Moraine los escrutó mientras comía. Por último depositó su plato en el suelo y se limpió los labios con una servilleta.

—Estoy en condiciones de daros una noticia agradable: no creo que Thom Merrilin esté muerto.

Rand levantó bruscamente la mirada.

—Pero… el Fado…

—Mat me contó lo ocurrido en Puente Blanco —explicó la Aes Sedai—. Sus habitantes mencionaron a un juglar, pero no dijeron nada de que hubiera fallecido. En mi opinión lo habrían hecho si hubieran asesinado a un juglar. Puente Blanco no es tan grande como para que consideren un don nadie a una persona de su oficio. Y Thom también forma parte del Entramado que se teje en tomo a vosotros tres. Una parte demasiado importante, pienso, para ser desgajada.

«¿Demasiado importante?», se admiró Rand. «¿Cómo podía saber Moraine…?»

—¿Min? ¿Descubrió algo relacionado con Thom?
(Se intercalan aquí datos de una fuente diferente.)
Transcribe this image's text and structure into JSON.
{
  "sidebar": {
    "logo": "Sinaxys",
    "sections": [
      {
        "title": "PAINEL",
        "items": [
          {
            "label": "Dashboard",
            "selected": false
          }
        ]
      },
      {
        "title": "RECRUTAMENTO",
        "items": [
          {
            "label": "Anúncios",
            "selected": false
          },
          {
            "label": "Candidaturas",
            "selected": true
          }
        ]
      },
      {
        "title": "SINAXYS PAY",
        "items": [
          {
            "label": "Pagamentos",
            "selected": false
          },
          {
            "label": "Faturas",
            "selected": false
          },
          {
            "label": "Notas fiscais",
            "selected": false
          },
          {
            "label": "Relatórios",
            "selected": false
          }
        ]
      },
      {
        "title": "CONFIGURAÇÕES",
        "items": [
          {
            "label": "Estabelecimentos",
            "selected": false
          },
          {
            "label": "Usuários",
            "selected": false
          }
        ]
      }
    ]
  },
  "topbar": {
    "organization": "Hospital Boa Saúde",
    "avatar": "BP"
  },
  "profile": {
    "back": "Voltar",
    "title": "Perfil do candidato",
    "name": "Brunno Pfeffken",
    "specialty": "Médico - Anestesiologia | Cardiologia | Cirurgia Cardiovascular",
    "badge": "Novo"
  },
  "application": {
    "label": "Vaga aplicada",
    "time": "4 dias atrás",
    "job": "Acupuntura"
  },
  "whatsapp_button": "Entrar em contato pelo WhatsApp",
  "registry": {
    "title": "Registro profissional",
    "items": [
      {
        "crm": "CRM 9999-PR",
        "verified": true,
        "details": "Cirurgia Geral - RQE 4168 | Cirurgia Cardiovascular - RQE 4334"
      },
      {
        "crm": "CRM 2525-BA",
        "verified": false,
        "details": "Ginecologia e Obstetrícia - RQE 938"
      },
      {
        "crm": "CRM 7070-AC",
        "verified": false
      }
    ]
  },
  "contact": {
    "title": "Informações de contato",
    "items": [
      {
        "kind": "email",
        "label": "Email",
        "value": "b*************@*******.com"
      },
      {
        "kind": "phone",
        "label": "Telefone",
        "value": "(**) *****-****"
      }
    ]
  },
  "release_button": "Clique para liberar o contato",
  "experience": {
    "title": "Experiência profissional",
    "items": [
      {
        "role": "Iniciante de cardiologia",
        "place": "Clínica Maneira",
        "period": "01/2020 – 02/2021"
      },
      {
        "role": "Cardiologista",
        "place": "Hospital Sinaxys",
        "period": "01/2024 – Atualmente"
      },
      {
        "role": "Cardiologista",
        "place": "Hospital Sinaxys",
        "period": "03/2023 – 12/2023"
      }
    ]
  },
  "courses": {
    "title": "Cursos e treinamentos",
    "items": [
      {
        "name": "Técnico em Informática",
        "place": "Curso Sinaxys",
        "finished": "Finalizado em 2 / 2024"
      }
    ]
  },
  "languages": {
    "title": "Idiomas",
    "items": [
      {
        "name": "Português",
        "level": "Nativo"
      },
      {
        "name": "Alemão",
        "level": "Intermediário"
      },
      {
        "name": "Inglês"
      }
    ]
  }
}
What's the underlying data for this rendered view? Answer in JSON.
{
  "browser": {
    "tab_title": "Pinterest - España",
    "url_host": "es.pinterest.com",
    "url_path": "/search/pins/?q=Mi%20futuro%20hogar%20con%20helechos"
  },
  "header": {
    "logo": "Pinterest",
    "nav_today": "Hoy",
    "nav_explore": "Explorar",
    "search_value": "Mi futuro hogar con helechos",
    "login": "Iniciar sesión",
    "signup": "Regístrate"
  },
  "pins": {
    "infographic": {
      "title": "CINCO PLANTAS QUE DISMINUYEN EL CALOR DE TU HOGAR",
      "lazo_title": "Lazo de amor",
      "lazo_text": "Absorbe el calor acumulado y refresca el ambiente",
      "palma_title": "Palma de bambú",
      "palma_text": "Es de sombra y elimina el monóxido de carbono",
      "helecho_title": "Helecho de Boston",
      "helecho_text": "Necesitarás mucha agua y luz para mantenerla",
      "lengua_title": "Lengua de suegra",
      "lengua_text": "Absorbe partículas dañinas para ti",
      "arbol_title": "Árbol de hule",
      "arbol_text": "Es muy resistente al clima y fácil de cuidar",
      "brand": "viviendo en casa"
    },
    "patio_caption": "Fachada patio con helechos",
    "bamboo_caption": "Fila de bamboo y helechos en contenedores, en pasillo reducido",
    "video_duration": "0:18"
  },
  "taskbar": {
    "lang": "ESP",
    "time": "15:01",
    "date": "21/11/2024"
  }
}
—Descubrió muchas cosas —repuso con sequedad Moraine—. Acerca de todos vosotros. Me conformaría con comprender la mitad de lo que pronosticó, pero ni a ella misma le es dado hacerlo. Las viejas barreras se vienen abajo. Pero, sea antiguo o nuevo el saber utilizado por Min, ella percibe la verdad. Vuestros destinos van unidos. Y de él participa Thom Merrilin.

Nynaeve soltó un desdeñoso bufido y se sirvió otra taza de té.

—No entiendo cómo vio algo relacionado con nosotros —señaló Mat, sonriente—. Según recuerdo, se pasó casi todo el tiempo mirando a Rand.

—¡Oh! —Egwene enarcó una ceja—. No me habíais dicho nada respecto a eso, Moraine Sedai.

Rand lanzó una ojeada a la muchacha. Ella no lo miraba, pero su tono había sonado excesivamente neutral.

—Hablé con ella una vez —dijo—. Se viste como un chico y lleva el pelo tan corto como yo.

—Hablaste con ella. Una vez. —Egwene asintió lentamente y se llevó la taza a los labios, sin mirarlo.

—Min sólo era alguien que trabajaba en la posada de Baerlon —intervino Perrin—. No como Aram.

A Egwene se le atragantó el té.

—Está demasiado caliente —murmuró.

—¿Quién es Aram? —inquirió Rand. Perrin sonrió, de manera muy parecida a como lo hacía Mat en los viejos tiempos, cuando se disponía a realizar alguna travesura, y ocultó el rostro detrás de la taza.

—Un miembro del Pueblo Errante —respondió simplemente Perrin—. Baila. Como un pájaro. ¿No fue eso lo que dijiste, Egwene? ¿Que era como volar con un pájaro?

—No sé si los demás estáis cansados, pero yo me voy a dormir —anunció Egwene, dejando deliberadamente la taza en el suelo.

Mientras se enrollaba en las mantas, Perrin dio un codazo a Rand y le guiñó un ojo. Rand le sonrió a su vez. «Que me aspen si por esta vez no he salido ganando. Ojalá conociera a las mujeres tan bien como Perrin».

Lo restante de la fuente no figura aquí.